Gov. Tim Walz signed an executive order he hopes will bring in new applicants for government jobs.
A four-year degree will no longer be required to apply for a majority of jobs at one of Minnesota's largest employers — state government.
Gov. Tim Walz signed an executive order Monday that will open up an estimated 75% of jobs with the state to people without a bachelor's degree, a move he hopes will help tackle an immediate workforce crunch and make it easier for more people to choose a career in the public sector.
"We've always said it, now we're just showing it: We value work, we value experience and we want you to come in and be a part of this," Walz said before signing the order, which is effective immediately.
State government is Minnesota's second-largest employer with a workforce of about 38,000 people, not including those working for colleges and universities.
The executive order will get rid of the requirement for more than 25,000 jobs, such as corrections officers, human services technicians and staff in state veterans homes. Jobs that involve licensure — such as nurses, psychologists and civil engineers — will continue to require a four-year degree.
The order will not apply to state jobs at the University of Minnesota but does affect some jobs in the Minnesota State system of colleges and universities.
It comes as state government is trying to expand its workforce by thousands of employees over the next several years to help enact an expansive agenda passed by the DFL-controlled Legislature.
The state has about 1,500 job openings. Workers are needed for an office to regulate the state's legal marijuana market, set up the state's first paid family and medical leave program and run new or expanded education, housing and energy programs.
"That is part of the great thing about the timing right now — this is coming at a time when we have increased hiring," said Minnesota Management and Budget Commissioner Erin Campbell, who said hiring is up more than 55% since last year.
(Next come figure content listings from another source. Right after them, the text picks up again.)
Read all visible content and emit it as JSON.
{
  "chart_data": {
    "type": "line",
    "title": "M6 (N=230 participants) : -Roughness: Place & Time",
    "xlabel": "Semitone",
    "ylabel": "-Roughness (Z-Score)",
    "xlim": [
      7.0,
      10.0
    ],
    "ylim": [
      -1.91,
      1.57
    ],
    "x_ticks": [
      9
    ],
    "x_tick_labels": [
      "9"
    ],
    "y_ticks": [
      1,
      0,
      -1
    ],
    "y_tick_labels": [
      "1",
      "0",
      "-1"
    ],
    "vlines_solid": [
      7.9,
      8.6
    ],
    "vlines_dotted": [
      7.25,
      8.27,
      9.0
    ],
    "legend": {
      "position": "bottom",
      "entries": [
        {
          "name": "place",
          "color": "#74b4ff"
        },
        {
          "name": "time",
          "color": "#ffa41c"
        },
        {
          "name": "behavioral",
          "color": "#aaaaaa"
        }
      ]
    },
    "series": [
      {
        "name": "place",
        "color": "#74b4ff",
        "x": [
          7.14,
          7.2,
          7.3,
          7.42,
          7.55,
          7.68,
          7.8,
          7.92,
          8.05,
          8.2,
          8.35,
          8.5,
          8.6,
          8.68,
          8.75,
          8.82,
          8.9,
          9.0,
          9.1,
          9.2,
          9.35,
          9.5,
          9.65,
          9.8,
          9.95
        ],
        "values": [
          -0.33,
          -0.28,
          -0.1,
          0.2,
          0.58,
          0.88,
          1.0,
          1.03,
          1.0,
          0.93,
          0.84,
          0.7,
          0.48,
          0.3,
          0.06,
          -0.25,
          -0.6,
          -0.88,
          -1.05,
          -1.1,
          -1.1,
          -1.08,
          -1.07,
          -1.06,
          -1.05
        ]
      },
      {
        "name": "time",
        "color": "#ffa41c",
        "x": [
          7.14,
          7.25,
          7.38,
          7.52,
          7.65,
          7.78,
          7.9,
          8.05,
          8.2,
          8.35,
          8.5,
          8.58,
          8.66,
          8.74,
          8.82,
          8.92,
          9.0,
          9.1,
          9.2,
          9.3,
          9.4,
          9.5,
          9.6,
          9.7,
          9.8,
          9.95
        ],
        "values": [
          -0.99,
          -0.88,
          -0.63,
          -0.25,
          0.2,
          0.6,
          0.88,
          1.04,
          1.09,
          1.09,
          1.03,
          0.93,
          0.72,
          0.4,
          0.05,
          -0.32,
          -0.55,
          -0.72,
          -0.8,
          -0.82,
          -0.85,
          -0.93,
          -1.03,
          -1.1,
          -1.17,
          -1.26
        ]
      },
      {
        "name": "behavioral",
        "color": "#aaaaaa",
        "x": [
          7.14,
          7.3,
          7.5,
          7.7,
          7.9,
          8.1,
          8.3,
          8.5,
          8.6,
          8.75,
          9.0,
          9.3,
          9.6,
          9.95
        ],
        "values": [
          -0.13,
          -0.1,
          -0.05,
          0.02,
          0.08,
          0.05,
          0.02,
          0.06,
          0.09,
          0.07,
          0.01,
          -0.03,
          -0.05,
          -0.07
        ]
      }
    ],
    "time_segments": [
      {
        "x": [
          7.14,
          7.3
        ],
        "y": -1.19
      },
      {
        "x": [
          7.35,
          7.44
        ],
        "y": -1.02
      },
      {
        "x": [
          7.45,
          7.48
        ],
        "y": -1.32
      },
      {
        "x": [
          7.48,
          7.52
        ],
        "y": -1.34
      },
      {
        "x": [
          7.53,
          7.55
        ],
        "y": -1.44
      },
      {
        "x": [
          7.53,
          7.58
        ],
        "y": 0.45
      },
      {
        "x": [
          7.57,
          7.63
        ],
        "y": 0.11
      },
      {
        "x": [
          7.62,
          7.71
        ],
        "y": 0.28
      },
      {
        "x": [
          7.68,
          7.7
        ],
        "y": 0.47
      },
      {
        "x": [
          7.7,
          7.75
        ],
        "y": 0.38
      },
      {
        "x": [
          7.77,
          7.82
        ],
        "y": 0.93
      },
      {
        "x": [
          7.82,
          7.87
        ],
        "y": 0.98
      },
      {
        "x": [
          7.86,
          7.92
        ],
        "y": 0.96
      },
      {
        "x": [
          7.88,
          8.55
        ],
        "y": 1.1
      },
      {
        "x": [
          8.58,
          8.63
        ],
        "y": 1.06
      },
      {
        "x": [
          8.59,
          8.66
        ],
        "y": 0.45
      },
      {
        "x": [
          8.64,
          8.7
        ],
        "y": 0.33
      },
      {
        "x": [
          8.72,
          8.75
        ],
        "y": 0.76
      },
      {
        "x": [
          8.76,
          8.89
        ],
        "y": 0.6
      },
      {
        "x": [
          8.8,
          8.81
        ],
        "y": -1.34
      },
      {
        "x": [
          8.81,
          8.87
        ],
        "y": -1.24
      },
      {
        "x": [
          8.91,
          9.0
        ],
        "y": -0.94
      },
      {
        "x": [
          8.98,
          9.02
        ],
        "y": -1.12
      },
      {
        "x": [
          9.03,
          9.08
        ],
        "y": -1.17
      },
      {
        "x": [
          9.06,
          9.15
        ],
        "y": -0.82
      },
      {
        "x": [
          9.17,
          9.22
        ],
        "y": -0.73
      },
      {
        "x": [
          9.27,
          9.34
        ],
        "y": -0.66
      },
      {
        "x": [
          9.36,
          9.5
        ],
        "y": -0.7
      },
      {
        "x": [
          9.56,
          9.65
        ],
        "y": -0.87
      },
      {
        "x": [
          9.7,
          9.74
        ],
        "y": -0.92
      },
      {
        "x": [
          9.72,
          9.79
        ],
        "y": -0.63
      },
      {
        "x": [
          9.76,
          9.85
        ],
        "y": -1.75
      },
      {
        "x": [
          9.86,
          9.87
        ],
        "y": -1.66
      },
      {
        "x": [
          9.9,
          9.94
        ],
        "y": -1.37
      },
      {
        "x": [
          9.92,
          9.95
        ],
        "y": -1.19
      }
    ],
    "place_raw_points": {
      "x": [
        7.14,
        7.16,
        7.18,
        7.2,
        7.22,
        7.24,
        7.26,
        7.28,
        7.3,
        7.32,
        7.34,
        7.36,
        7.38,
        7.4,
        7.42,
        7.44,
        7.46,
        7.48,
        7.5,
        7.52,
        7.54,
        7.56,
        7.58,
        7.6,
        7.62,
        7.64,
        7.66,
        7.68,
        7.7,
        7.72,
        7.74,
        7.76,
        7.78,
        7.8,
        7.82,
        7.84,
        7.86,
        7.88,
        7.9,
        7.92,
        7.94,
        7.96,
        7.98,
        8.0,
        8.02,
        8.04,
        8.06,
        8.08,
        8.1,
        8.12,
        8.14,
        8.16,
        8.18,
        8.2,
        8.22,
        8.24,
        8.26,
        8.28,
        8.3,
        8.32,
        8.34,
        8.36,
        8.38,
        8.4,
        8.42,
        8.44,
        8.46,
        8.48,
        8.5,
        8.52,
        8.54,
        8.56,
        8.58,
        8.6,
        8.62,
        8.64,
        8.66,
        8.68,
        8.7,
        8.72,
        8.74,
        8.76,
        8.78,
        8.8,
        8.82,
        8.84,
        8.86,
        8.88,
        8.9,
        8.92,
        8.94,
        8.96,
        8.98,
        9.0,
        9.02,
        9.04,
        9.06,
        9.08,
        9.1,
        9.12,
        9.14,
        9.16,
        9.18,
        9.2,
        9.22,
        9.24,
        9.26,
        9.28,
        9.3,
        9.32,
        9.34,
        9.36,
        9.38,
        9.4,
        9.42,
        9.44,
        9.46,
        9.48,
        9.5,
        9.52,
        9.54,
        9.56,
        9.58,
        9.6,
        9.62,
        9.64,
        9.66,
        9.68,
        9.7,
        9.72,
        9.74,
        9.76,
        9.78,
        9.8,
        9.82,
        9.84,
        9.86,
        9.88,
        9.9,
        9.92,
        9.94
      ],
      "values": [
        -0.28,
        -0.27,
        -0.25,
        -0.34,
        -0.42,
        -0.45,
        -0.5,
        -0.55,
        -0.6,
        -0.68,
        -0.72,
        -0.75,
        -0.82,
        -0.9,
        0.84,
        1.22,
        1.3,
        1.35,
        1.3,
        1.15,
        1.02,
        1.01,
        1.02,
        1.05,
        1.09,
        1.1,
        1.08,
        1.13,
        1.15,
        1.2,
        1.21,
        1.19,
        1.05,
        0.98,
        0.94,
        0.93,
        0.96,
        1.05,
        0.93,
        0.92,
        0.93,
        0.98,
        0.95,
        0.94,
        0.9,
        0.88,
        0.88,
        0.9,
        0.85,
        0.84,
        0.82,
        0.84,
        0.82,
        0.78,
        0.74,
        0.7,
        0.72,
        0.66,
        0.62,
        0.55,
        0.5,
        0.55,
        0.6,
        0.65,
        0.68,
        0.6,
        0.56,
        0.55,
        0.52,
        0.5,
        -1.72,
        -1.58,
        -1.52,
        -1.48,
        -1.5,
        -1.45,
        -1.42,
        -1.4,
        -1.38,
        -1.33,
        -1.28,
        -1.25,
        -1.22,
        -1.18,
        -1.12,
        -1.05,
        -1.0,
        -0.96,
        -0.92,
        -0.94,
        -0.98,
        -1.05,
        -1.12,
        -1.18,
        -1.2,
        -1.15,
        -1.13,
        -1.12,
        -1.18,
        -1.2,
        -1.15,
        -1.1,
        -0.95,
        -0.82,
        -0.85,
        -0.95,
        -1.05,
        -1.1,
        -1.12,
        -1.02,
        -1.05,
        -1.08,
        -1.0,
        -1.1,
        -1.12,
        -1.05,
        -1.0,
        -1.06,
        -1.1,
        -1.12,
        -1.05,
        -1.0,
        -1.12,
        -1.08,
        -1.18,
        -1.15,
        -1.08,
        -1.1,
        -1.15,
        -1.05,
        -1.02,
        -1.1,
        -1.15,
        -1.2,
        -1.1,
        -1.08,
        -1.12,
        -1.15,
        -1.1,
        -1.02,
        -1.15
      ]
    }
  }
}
The state will develop training for thousands of hiring managers who work in government around writing minimum qualifications for jobs, as well as identifying the right mix of experience and skills to narrow down a field of candidates.
The idea of skills-based hiring has gained traction over the last several years as a way to attract a large and diverse applicant pool. It reverses decades of so-called "degree inflation," which added four-year requirements to a majority of jobs, including some that previously didn't mandate college-level training.
A 2022 report from the Burning Glass Institute says two-thirds of working-aged Americans don't hold bachelor's degrees. Roughly 46% of middle-skill and 31% of high-skill occupations experienced "degree resets" between 2017 and 2019, according to the report.
"I personally can't sit still. I'm incredibly grateful something like this is an option," said William Hunt, a student at St. Paul College who is working toward a two-year degree as a machinist. He said a four-year degree isn't an option for him.
Major corporations such as IBM, Walmart, Google and Bank of America have eliminated or reduced degree requirements and shifted to a skills-based approach.
Minnesota joins at least 16 states that no longer include a degree requirement for most state jobs, according to the National Conference of State Legislatures. Both former president Donald Trump and President Joe Biden have enacted policies at the federal level to put more emphasis on job skills when hiring government workers in sectors such as IT.
Walz said working in his office doesn't require a bachelor's degree, and DFL U.S. Rep. Angie Craig has also eliminated the requirement to work for her.
Four-year degree requirements have been the biggest barrier for women and communities of color, said Lt. Gov. Peggy Flanagan. The change has the potential to dramatically increase diversity in the state's workforce.
"There is a real opportunity now to say: 'There is a place for me in state government,' " Flanagan said. "Once you recruit people, the opportunity to retain them as well is something we're really excited about, especially in communities of color."